Splenectomy is recommended for patients who do not have a response to primary or secondary therapies, and/or who have had a relapse after Rituximab therapy.

Rituximab is an effective as second line therapy; no response rate of 78% has been reported with immediate time to response of 3 to 6 weeks.

The addition of rituximab to steroids almost doubles long-term responses and is recommended by some as initial therapy in patients with severe disease with a hemoglobin of less than 8 g/dL.

Cyclophosphamide can be used in refractory cases.

Mycophenolate mofetil effective in refractory patients.

Third line agents also include azathioprine, cyclosporine and bortezomib.

For emergencies, high-dose intravenous steroids, immunoglobulins, complement C1 inhibition, plasma exchange, splenectomy, splenic embolization have been tried with some success.

Blood transfusion should not be withheld in cases of life-threatening anemia.

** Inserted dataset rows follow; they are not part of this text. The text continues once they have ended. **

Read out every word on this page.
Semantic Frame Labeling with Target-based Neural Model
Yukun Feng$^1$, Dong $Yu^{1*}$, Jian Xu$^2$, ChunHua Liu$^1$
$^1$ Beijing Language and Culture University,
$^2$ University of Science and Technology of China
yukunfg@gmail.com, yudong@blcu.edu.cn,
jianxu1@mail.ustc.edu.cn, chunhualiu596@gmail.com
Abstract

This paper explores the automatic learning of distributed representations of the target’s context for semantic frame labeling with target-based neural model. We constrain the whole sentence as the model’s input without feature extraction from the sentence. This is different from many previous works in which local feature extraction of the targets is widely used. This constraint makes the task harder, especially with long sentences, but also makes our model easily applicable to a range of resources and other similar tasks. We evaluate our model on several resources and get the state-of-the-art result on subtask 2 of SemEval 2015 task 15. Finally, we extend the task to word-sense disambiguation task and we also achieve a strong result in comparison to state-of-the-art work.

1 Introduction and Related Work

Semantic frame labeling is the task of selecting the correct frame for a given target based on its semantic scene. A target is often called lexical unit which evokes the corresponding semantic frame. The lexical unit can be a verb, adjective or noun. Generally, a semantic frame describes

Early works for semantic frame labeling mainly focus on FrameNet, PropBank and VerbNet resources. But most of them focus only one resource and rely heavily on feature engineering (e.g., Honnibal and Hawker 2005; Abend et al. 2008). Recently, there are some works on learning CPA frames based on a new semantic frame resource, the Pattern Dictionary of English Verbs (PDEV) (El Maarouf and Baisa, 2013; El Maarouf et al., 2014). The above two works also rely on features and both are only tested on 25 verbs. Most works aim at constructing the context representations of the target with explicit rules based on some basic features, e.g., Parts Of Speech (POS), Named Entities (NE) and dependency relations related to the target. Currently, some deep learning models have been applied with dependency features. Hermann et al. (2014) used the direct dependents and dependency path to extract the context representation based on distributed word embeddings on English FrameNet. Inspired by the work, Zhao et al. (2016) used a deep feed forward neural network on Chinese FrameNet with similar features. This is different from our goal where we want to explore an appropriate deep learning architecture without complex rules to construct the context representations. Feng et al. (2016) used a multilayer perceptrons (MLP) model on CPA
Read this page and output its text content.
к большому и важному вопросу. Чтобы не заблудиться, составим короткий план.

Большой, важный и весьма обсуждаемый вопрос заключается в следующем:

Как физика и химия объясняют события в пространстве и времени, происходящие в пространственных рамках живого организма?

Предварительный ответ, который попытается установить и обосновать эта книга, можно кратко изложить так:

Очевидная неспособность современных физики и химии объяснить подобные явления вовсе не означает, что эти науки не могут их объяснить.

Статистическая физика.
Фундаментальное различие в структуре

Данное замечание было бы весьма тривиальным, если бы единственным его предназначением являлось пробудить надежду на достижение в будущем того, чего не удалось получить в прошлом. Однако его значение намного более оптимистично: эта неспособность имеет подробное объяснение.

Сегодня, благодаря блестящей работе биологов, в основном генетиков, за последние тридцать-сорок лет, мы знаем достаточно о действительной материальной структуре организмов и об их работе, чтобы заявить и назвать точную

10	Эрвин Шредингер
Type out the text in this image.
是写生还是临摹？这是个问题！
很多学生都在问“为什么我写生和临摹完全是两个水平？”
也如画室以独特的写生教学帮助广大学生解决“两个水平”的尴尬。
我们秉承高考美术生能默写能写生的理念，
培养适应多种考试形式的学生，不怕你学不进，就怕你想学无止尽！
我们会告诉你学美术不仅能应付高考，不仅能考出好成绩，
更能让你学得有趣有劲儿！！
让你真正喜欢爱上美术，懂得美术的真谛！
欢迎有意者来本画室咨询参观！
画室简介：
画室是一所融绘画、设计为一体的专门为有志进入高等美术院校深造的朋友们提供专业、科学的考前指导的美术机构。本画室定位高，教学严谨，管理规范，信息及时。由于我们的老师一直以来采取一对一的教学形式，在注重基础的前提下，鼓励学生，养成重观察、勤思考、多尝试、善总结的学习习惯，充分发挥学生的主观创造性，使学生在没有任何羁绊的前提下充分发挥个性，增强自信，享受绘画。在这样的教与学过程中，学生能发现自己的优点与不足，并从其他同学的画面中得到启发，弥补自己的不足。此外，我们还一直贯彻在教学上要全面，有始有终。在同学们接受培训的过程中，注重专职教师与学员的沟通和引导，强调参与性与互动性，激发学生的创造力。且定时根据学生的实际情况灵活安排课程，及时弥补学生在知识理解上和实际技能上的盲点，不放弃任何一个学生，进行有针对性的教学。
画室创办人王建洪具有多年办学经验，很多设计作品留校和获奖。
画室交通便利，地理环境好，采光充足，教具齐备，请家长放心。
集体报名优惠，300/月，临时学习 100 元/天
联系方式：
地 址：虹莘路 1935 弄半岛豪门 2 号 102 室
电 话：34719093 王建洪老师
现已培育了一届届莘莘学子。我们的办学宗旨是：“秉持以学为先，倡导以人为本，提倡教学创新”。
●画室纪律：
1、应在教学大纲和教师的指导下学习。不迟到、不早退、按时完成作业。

Pre-transfusion screening for antibodies will be positive and cross matching identical blood will show incompatibility.

Phenotyping for Rh sub groups, Kell, MNS, kidd, S/s, and Duffy antigens should be performed.

Transfusion should be tested within in vivo compatibility test with a rapid infusion of 20 mL of red blood cells, observation for 20 minutes and then if no reaction further infusion at the usual rate.

Erythropoietin can increase hemoglobin levels.